デジタル義歯(3Dプリント義歯・ミリング義歯)について

技工物は元来、すべて手作りです。しかし、スキャン(読み取り)ならびに3Dプリンターでの「デジタル技工物」が広まっております。

特に歯冠補綴(差し歯など)、インプラント補綴はデジタル技工が主流になっております。義歯においても私の所属する学会でも数年前から、講演、研究などが進み、「デジタル義歯」が実際臨床でも取り扱われるようになっております。

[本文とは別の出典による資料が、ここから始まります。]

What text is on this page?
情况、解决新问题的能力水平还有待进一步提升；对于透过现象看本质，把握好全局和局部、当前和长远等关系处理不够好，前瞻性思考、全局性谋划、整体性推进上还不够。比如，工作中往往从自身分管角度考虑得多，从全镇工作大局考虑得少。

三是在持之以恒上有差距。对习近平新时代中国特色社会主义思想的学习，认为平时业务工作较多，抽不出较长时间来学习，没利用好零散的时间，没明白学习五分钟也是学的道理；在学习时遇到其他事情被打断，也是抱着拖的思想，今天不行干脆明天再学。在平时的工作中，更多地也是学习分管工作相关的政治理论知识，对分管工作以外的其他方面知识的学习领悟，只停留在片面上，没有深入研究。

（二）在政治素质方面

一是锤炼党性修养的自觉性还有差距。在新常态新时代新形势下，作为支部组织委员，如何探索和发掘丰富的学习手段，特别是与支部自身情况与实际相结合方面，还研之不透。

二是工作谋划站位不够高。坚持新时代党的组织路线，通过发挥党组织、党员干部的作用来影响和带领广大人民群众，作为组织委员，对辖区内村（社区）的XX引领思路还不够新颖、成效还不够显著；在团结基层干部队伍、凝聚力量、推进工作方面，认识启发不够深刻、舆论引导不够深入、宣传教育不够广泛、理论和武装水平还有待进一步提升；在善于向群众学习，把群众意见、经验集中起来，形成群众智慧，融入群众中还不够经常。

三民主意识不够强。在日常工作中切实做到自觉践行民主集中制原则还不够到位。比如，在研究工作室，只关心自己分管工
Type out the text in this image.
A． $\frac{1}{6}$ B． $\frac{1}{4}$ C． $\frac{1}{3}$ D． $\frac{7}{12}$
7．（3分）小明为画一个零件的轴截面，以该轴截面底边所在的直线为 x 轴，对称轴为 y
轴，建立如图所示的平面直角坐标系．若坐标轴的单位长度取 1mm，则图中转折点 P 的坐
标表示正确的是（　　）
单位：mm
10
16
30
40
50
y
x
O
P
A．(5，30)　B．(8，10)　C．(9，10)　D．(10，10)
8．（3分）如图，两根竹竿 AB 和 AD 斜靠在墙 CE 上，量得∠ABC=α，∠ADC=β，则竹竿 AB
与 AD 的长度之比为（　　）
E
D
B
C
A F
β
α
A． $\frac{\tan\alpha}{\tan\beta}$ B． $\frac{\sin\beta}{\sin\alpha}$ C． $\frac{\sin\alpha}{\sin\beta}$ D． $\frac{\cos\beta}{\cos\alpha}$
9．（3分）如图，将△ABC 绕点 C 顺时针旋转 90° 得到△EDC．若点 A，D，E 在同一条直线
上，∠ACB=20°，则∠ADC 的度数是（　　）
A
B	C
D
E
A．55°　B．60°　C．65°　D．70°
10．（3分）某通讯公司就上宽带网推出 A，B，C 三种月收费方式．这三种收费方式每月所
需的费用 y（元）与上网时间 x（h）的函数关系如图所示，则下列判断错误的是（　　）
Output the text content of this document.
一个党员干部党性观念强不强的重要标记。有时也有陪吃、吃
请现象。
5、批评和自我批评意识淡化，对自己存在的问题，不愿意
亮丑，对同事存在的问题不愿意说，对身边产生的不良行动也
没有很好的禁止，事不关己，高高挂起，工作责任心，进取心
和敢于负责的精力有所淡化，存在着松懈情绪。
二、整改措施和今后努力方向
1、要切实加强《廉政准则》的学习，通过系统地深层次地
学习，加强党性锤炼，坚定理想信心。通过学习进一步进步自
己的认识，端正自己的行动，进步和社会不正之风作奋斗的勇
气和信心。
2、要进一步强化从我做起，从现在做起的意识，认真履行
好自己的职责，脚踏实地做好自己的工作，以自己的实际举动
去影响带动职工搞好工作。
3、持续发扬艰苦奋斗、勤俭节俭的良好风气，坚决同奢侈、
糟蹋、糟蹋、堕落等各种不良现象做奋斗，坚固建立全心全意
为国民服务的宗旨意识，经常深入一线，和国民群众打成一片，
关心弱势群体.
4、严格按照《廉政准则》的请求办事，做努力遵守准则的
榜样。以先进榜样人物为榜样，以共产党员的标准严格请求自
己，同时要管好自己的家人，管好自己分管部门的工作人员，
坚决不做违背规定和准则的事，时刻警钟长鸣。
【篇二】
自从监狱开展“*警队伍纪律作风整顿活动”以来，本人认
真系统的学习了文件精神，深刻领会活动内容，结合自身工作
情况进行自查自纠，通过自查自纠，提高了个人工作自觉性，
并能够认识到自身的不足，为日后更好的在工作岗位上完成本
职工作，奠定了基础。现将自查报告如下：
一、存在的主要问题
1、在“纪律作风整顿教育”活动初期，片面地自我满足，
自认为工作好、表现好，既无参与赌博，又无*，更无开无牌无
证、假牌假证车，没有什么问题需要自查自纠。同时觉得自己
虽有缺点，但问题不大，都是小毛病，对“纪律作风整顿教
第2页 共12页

弊社も研究目的で義歯製作ソフト【CAD】ならびにスキャナーは導入しております。実際にデジタル義歯を製作した実績もあります。 義歯はハンドメイドでも、デジタル製法でも口腔機能の回復は言うまでもなく、精度、耐久性、強度、審美が患者様にとって問題がないことが大前提です。ハンドメイドにおいては、問題が発生しても、研究を重ね解決へと導く実績を歴史があります。また製作する歯科技工士の技量によってはっきり差がでます。つまりハンドメイドはこれまでの培った手腕が義歯の水準値を向上させ、歯科医師及び患者様に高いご評価を得てきた経緯があります。現時点でのデジタル義歯については、精度(収縮、ひずみ、応力)強度(衝撃強さ等の臨床的実証例)耐久性(人工歯部、義歯床部)など未確認なことも多く、弊社ではどうしても臨床での通常導入に至りません。また、画面上で作業するデジタル技工は歯科技工士の技量によってどれだけ差異があるのかも確認できていないため、お取引いただいている歯科医師にも、説明及び論拠を示すことができないのが現状です。